Pada tahun 2016 lalu, Ekuador mengalami gempa berkekuatan 7,8 gempa skala richter yang menewaskan lebih dari 600 jiwa dan melukai sekitar 30,000 orang dengan perkiraan kerugian ekonomi lebih dari $ 3 miliar. Sayangnya, kejadian seperti ini terus merajalela dengan bencana alam yang terus meningkat dan menjadi ancaman bagi kehidupan manusia di seluruh dunia dan juga bagi pertumbuhan ekonomi.
Faktanya, kerugian yang berasal dari bencana alam pada saat ini mencapai hampir empat kali lipat dari apa yang dialami oleh manusia pada sepuluh tahun yang lalu. Ironisnya lagi, seringkali yang menjadi korban adalah mereka yang memiliki pendapatan rendah. Bahkan dari sepertempat bencana banjir yang terjadi, hampir 90% dari korban jiwa adalah masyarakat miskin.
Tren seperti kenaikan populasi dan meningkatnya urbanisasi membuat beberapa daerah mengalami kerugian yang begitu besar. Hampir sekitar 1,4 orang bermigrasi ke kota-kota setiap minggu dan itu sebagian besar terjadi di Asia dan Afrika. Selain itu, perubahan iklim juga merupakan ancaman bagi 100 juta orang yang diperkirakan akan mengalami dampak kemiskinan pada tahun 2030 mendatang. Contoh-contoh seperti inilah yang menunjukkan bahwa risiko bencana akan terus meningkat di tahun yang akan datang.
Semakin banyaknya bencana yang terjadi membuat beberapa perusahaan internasional dan pemerintah menemukan bahwa investasi besar dalam kesiapan dan ketahanan pada bencana alam dapat mencegah bencana alam menjadi bencana yang lebih buruk lagi bagi manusia. Investasi di bidang penanganan bencana alam seperti ini juga sama saja dengan upaya untuk menyediakan lapangan kerja baru, mendorong pertumbuhan ekonomi, meningkatkan kesetaraan gender, melindungi lingkungan, dan menawarkan lebih banyak kesempatan pendidikan untuk membantu memenuhi tujuan pembangunan yang dipersyaratkan pada tahun 2030.
Seperti yang kita ketahui, sejumlah cara bisa dilakukan untuk mengetahui gejala bencana di suatu wilayah. Selain lebih peka untuk membaca tanda-tanda alam, inovasi teknologi pun dibutuhkan untuk mengetahui risiko alam seperti apakah yang akan terjadi. Dengan mengetahui kapan bencana akan terjadi, masyarakat bisa meminimalisir kerugian yang diakibatkan, baik kerugian berupa materi maupun jiwa. Salah satu yang dapat berperan untuk meminimalisir risiko bencana adalah inovasi teknologi yang harus terus dikembangkan. Inovasi untuk mendapatkan informasi risiko bencana yang benar dan terpercaya ini juga menjadi salah satu investasi yang menjanjikan bagi beberapa perusahaan.
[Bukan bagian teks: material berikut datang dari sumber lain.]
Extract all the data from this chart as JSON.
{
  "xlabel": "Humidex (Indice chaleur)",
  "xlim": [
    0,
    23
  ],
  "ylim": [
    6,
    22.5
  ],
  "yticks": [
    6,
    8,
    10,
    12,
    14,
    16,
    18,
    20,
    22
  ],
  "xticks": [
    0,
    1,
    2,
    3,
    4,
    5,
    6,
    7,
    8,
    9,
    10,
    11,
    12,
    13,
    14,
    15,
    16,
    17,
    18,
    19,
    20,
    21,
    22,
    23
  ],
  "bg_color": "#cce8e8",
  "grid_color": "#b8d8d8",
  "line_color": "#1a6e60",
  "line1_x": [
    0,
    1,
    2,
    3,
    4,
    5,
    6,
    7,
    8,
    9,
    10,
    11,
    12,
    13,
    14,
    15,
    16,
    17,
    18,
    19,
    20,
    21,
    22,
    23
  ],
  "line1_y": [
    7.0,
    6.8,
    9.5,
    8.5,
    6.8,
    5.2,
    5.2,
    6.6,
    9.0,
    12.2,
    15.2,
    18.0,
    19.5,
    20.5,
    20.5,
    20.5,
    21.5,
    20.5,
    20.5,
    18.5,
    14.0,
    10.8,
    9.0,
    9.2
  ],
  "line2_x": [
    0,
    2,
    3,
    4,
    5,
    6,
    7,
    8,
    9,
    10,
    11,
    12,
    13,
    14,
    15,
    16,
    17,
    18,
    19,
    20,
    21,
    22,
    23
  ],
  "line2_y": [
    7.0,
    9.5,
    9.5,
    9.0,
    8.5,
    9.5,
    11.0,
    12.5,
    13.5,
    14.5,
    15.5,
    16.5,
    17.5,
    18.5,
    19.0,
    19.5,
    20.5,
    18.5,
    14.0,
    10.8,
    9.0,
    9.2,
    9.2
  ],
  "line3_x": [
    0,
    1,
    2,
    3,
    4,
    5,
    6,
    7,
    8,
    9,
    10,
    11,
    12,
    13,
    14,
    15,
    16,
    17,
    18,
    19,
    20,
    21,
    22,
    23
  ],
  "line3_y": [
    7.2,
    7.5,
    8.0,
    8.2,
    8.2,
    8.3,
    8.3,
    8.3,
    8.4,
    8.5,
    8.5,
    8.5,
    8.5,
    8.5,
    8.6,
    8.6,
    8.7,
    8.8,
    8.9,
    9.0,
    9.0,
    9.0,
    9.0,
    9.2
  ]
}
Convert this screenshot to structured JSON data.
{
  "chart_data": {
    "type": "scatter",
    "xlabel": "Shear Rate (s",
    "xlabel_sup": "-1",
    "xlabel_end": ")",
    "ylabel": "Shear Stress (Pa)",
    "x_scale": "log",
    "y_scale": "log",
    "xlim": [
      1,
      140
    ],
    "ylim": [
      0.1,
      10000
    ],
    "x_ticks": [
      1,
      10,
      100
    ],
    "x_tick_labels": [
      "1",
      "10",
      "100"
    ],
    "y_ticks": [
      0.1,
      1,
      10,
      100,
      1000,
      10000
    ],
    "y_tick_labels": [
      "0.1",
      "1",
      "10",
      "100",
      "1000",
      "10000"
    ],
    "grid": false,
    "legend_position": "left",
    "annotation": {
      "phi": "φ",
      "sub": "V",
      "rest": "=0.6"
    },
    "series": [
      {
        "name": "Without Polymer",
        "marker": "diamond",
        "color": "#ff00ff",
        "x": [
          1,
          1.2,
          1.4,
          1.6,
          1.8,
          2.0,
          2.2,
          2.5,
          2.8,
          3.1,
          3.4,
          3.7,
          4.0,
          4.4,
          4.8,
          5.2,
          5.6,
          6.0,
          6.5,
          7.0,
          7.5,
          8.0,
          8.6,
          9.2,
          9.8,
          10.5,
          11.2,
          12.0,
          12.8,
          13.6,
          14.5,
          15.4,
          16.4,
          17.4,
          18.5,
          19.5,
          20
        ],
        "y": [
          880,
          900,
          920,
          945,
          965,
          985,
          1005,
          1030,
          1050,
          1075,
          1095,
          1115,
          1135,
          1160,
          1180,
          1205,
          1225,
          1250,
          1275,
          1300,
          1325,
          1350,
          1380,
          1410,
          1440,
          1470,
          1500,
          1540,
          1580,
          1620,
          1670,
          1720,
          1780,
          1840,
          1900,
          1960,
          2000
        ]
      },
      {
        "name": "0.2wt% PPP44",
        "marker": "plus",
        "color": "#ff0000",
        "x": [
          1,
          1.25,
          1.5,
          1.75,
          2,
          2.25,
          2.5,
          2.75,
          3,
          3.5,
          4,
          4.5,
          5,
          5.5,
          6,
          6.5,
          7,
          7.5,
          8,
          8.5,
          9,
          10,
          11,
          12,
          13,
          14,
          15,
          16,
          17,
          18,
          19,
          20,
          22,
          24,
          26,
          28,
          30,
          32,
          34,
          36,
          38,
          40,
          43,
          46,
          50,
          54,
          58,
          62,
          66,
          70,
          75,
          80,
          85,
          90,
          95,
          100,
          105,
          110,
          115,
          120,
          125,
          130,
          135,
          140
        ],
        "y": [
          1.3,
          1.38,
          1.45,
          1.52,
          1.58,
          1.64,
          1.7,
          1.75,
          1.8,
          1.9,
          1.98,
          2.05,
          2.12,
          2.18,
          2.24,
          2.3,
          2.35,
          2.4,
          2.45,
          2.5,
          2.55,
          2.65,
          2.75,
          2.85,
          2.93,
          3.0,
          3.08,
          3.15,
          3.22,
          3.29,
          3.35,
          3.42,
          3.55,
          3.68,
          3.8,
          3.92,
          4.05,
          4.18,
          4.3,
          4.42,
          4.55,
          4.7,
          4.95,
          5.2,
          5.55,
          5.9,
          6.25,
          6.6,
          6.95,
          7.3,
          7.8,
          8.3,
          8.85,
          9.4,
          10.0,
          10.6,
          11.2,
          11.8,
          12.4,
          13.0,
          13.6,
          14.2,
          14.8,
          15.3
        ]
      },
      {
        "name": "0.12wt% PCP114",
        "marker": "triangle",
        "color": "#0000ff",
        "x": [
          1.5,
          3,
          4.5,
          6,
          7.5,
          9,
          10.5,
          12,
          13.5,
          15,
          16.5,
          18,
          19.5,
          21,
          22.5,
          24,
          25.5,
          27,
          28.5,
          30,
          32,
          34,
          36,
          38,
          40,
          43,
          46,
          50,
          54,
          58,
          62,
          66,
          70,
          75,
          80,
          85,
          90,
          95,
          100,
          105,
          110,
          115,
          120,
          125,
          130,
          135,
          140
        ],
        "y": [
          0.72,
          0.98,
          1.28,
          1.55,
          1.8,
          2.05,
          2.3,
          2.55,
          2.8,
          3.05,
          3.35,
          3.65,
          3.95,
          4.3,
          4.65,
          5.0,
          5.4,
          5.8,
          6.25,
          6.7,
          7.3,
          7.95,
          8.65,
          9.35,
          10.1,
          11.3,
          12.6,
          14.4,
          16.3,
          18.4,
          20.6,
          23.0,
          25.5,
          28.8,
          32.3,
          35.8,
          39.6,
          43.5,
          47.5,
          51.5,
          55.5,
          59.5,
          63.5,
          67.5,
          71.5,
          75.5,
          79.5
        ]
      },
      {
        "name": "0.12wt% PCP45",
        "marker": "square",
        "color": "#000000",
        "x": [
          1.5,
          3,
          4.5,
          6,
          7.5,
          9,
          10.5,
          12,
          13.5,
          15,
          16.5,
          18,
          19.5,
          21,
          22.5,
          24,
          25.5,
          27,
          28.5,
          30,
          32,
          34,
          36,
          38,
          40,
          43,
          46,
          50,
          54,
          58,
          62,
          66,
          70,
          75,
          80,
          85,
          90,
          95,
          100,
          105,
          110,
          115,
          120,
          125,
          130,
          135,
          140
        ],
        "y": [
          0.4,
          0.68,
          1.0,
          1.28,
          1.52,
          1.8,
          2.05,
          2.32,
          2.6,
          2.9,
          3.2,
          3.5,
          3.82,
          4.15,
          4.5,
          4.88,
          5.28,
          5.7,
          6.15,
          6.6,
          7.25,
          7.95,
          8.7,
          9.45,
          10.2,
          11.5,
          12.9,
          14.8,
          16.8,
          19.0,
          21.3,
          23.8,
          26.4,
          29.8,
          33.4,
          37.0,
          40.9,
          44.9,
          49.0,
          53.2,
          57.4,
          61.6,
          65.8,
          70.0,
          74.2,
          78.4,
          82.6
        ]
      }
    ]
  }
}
Bank Dunia yang mengelola kemitraan dengan 34 negara di dunia dan 9 organisasi internasional, salah satunya yaitu Global Facility for Disaster Reduction and Recovery (GFDRR) mempromosikan pandangan bahwa pemerintah harus melakukan identifikasi risiko yang cepat, ketat dan juga rutin. Salah satunya yaitu dengan investasi yang terkait dengan penanganan bencana alam. Pemerintah dan masyarakat secara global harus dapat memanfaatkan teknologi untuk mengakses informasi yang berkaitan dengan risiko bencana yang akan terjadi.
Dengan beberapa terobosan dalam penelitian dan teknologi yang terjangkau dan mudah diakses, ada kesempatan bagi masyarakat, praktisi pembangunan, dan pembuat kebijakan untuk melengkapi diri mereka dengan informasi mengenai cara terbaik untuk mempersiapkan bencana. Apalagi untuk negara Indonesia yang merupakan negara kepulauan yang memiliki sejumlah titik rawan bencana, peran riset dan teknologi dari sangat diperlukan untuk menurunkan risiko yang terjadi.
Dengan perubahan iklim yang menjadi risiko bencana yang sangat besar, tidak ada waktu yang lebih baik untuk menanggapi secara serius bagaimana masyarakat dan pemerintah untuk dapat melakukan manajemen risiko bencana alam yang lebih serius, lebih pintar dan juga lebih aktif.